Ten Tips for Communicating During COVID-19

Emily Bradbury Communications, April 1, 2020

Following the past few weeks of collective shock and disruption, many of us are now settling into our WFH situations and thinking about how to navigate our organizations in response to COVID-19. Some are facing truly devastating prospects, while others are realizing opportunities that did not exist a few weeks ago. Almost everyone is in a state of uncertainty.

Last week, the Vermont Center for Emerging Technologies (VCET) asked me to do a presentation for their community, mainly entrepreneurs and start-ups, on communicating during COVID-19.

Here are ten takeaways that are relevant for any organization looking for some guidance:

1. Flip the lens . Instead of asking what your organization would like to communicate, ask what your audience would expect you to do and say as a company, or an individual leader. It’s a good time to hit “pause” on planned newsletters, press releases, and blog posts and dig deep on that question. As any good marketer knows, meeting or exceeding expectations is at the core of gaining trust and loyalty among stakeholders, and there is no quicker way to lose that trust than to fall short of those expectations.

2. Do the right thing . Your communications strategy begins with your actions. Demonstrate care in all that you say and do, and align your actions to your values as an organization. When this is over, what people will remember is whether or not your heart was in the right place.

3. Empathy on overdrive . It’s critically important to remember that everyone is experiencing this crisis on at least one level or another—from their own personal health, to the wellbeing of loved ones, impact on their job or business, loss of income, overall concern about the economy, adjusting to social distancing and stay-at-home orders, or all of the above. The holistic and universal nature of this crisis makes it especially important to communicate with compassion.

4. Relevance, not noise . Please, please, please do not issue a generic statement about COVID. At this point, communications should be specific to your niche audience and offer useful, relevant information. Dig a little deeper. Where can you add value? What perspective or advice can you offer that is not currently available elsewhere?

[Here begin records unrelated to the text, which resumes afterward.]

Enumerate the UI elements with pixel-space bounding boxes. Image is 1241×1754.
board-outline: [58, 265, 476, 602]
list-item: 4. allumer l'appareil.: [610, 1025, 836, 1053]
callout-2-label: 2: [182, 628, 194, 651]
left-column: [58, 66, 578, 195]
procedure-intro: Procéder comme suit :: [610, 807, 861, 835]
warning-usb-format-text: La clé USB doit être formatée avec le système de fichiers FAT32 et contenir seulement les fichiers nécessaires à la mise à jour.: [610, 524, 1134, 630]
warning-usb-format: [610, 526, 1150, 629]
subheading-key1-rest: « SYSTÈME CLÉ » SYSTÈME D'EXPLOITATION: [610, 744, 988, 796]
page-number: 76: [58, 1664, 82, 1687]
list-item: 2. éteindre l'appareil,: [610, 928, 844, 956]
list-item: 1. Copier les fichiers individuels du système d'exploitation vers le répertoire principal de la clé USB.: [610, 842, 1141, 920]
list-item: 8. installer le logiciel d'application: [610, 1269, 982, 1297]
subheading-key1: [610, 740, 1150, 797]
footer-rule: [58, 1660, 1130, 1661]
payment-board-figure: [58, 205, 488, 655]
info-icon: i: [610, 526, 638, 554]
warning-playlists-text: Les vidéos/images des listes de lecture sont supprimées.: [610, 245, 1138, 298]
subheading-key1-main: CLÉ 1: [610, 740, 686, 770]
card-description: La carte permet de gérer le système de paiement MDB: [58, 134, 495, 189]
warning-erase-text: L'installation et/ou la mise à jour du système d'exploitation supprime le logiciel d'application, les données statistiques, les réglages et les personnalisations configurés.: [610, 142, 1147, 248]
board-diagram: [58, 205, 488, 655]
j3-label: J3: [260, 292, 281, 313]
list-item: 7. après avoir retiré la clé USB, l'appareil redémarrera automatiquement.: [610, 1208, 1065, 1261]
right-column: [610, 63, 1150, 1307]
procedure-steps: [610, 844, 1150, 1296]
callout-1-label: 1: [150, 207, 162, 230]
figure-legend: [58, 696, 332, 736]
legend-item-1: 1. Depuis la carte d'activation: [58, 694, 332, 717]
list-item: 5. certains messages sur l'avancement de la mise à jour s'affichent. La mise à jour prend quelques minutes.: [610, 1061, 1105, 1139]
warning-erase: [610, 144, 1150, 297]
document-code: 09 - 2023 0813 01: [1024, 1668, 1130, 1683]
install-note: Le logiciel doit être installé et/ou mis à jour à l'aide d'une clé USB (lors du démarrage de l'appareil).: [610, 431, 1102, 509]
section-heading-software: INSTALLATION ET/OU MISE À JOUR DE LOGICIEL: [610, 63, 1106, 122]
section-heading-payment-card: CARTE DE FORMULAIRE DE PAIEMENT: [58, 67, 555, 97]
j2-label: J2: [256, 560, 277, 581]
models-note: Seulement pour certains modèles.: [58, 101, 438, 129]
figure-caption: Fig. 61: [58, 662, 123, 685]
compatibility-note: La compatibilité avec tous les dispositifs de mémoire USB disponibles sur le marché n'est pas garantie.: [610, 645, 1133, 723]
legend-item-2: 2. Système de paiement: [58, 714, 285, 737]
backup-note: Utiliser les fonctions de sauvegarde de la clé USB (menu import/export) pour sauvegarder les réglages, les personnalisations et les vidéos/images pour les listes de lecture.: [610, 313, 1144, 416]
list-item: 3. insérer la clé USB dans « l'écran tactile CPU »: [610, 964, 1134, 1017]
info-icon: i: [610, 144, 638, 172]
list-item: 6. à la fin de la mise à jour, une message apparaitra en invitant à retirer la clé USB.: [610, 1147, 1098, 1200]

5. Take a minute to listen . Place a few phone calls, email small groups of people whose opinion matters to your organization, monitor your social channels. How are the people who matter to your organization feeling? What is keeping them up at night? What are they looking to you for right now?

6. Facts, not fluff . Most people have a pretty low tolerance for marketing fluff on the best of days, and these are not the best of days. If you do have something relevant and helpful to offer, do it succinctly. Stick to the facts, minimize enthusiastic promotion, and speak directly and honestly to your audience.

7. Watch your tone . While a familiar, casual tone has become the norm in most communications, it may come across as inappropriate when people are feeling stressed and vulnerable. Be true to your brand, but check your content to be sure it doesn’t come across as glib or tone-deaf. It’s a really good time to ask someone to review your work through that lens before you hit send.

8. Calibrate and recalibrate . Expectations are dynamic right now. Your communication strategy today may not be quite right next week. Keep a pulse on your audience, stay nimble, and be willing to adjust on short notice.

9. Plan for sunny days ahead . At some point, we will come out of COVID and be hungry to reconnect. Some are even suggesting marketers will have an important role in getting the economy going again. Now is a good time to plan your editorial calendar for Q3 and Q4, do some deep thinking about your communications strategy, prioritize your messaging, do an audit of current efforts and jettison underperforming platforms, clean up media and email lists, and update your social media profiles.

10. A little grace . We are all adjusting and responding to this crisis together, and people will make mistakes. Extend grace where you can, offer kindness whenever possible, and be gentle on yourself. Remember, there are no “companies talking to customers,” we are all just humans talking to one another and doing the best we can.